Recently, Trujillo, Martinez-Valpuesta, Martinez-Delgado, Penarrubia and Pohlen have compiled data from several non-optical wavelengths, resulting in figure 3. Previously, figure 4 was thought to be one of the best images of M94, resulting in the traditional classification. Specifically, the new images in UV and IR indicate that it is not a ring but instead has spiral arms in the outer region. Comparing images taken in UV (figure 5) and infrared (figure 6) and noting the unchanging features, they determined that the outer region is very active, based on shapes and the amount of mass in each region, and that stars of all ages are evenly distributed throughout the galaxy. The UV photo shows the newer stars whose light is not absorbed by the dust while the infrared photo highlights the dust grains that are warmed by the very young, hot stars nearby. Due to the discovery of arms in the outer region, the article also discusses some possible theories for the formation of the outer region. Because the outer disk is at a bit of an angle, some proposed a galaxy merger or interactions with nearby galaxies. However, the mass distribution makes these theories unlikely, and Trujillo et al. conclude that evidence of an oval distortion in the inner region is the most likely cause of the spiral arms seen in the outer region.

M94 in ultraviolet M94 in infrared

Figure 5: (Left): M94 in ultraviolet (via Cosmotography on M94 )

Figure 6: (Right): M94 in infrared (via Cosmotography on M94 )

References:
Kutner, Marc L. Astronomy: A Physical Perspective, 2nd ed.
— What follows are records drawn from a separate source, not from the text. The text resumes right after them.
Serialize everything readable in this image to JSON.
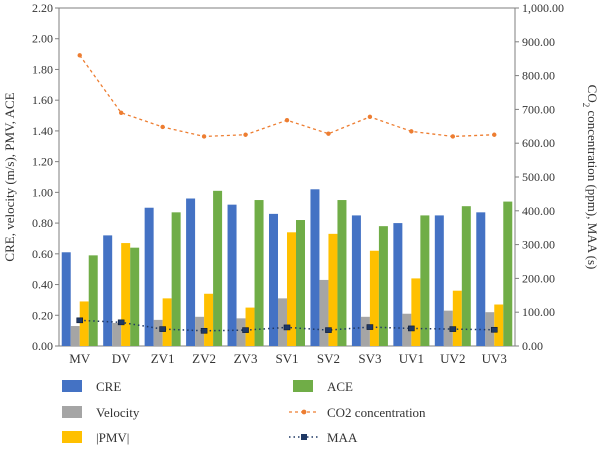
{
  "chart_data": {
    "type": "bar",
    "categories": [
      "MV",
      "DV",
      "ZV1",
      "ZV2",
      "ZV3",
      "SV1",
      "SV2",
      "SV3",
      "UV1",
      "UV2",
      "UV3"
    ],
    "series": [
      {
        "name": "CRE",
        "type": "bar",
        "axis": "left",
        "color": "#4472C4",
        "values": [
          0.61,
          0.72,
          0.9,
          0.96,
          0.92,
          0.86,
          1.02,
          0.85,
          0.8,
          0.85,
          0.87
        ]
      },
      {
        "name": "Velocity",
        "type": "bar",
        "axis": "left",
        "color": "#A5A5A5",
        "values": [
          0.13,
          0.15,
          0.17,
          0.19,
          0.18,
          0.31,
          0.43,
          0.19,
          0.21,
          0.23,
          0.22
        ]
      },
      {
        "name": "|PMV|",
        "type": "bar",
        "axis": "left",
        "color": "#FFC000",
        "values": [
          0.29,
          0.67,
          0.31,
          0.34,
          0.25,
          0.74,
          0.73,
          0.62,
          0.44,
          0.36,
          0.27
        ]
      },
      {
        "name": "ACE",
        "type": "bar",
        "axis": "left",
        "color": "#70AD47",
        "values": [
          0.59,
          0.64,
          0.87,
          1.01,
          0.95,
          0.82,
          0.95,
          0.78,
          0.85,
          0.91,
          0.94
        ]
      },
      {
        "name": "CO2 concentration",
        "type": "line",
        "axis": "right",
        "color": "#ED7D31",
        "values": [
          860,
          690,
          648,
          620,
          625,
          668,
          628,
          678,
          635,
          620,
          625
        ]
      },
      {
        "name": "MAA",
        "type": "line",
        "axis": "right",
        "color": "#1F3864",
        "values": [
          76,
          70,
          50,
          45,
          47,
          55,
          47,
          56,
          52,
          50,
          48
        ]
      }
    ],
    "ylabel": "CRE, velocity (m/s), PMV, ACE",
    "y2label_parts": [
      "CO",
      "2",
      " concentration (ppm), MAA (s)"
    ],
    "ylim": [
      0,
      2.2
    ],
    "y_ticks": [
      "0.00",
      "0.20",
      "0.40",
      "0.60",
      "0.80",
      "1.00",
      "1.20",
      "1.40",
      "1.60",
      "1.80",
      "2.00",
      "2.20"
    ],
    "y2lim": [
      0,
      1000
    ],
    "y2_ticks": [
      "0.00",
      "100.00",
      "200.00",
      "300.00",
      "400.00",
      "500.00",
      "600.00",
      "700.00",
      "800.00",
      "900.00",
      "1,000.00"
    ],
    "grid": false,
    "legend_position": "bottom"
  },
  "legend_items": [
    {
      "label": "CRE",
      "kind": "bar",
      "color": "#4472C4"
    },
    {
      "label": "ACE",
      "kind": "bar",
      "color": "#70AD47"
    },
    {
      "label": "Velocity",
      "kind": "bar",
      "color": "#A5A5A5"
    },
    {
      "label": "CO2 concentration",
      "kind": "dot-line",
      "color": "#ED7D31"
    },
    {
      "label": "|PMV|",
      "kind": "bar",
      "color": "#FFC000"
    },
    {
      "label": "MAA",
      "kind": "square-line",
      "color": "#1F3864"
    }
  ]
}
Cambridge: Cambridge University Press, 2003.

Leach, S. "M94 Galaxy" 2006 January 5. Accessed 9 May 2011. <http://www.sidleach.com/m94.htm>

Mathis, Hillary and N.A. Sharp. "Starburst Galaxy M94" Astronomy Picture of the Day. 2002 November 21. Accessed 2 May 2011. <http://apod.nasa.gov/apod/ap021121.html>

Trujillo, I, Martiez-Valpuesta, I, Martinez-Delgado, D, Penarrubia, J, Gabany, R. J., Pohlen, M. "Unveiling the Nature of 94's (MGC4736) Outer Region: A Panchromatic Perspective." Astrophysical Journal 704:618-628, (2009) <http://adsabs.harvard.edu/abs/2009ApJ...704..618T>

Trujillo, I, Martiez-Valpuesta, I, Martinez-Delgado, D, Penarrubia, J, Gabany, R. J., Pohlen, M. "M94 (NGC4736): a Panchromatic Perspective". Cosmotography. 2006. Web. <http://www.cosmotography.com/images/small_new_m94.html >

This research has made use of the NASA/IPAC Extragalactic Database (NED) which is operated by the Jet Propulsion Laboratory, California Institute of Technology, under contract with the National Aeronautics and Space Administration.

 

Right Ascension (J2000) 12:50:54
Declination (J2000) +41:07:10
Filters used blue(B), green(V), red(R), and clear(C)
Exposure time per filter 55x30 sec. in C, 8x300 sec. in B, 7x150 sec. in V, 14x60 sec. in R
Date observed

March 2, 2011 (BC)
March 3, 2011 (BRV)

Bias filters 110228-bias.fit and 110303-bias.fit were used according to which date data was taken on. Similarly, 110228-dark-180s.fit and 110303-dark-180s.fit were used. Flat filters for B, C, R, and V from 110210 were used, chosen for their respective colors. Manual removal of some bad pixels was necessary, and after combining the images, a Low-Pass Kernel filter was used to smooth out the pixels.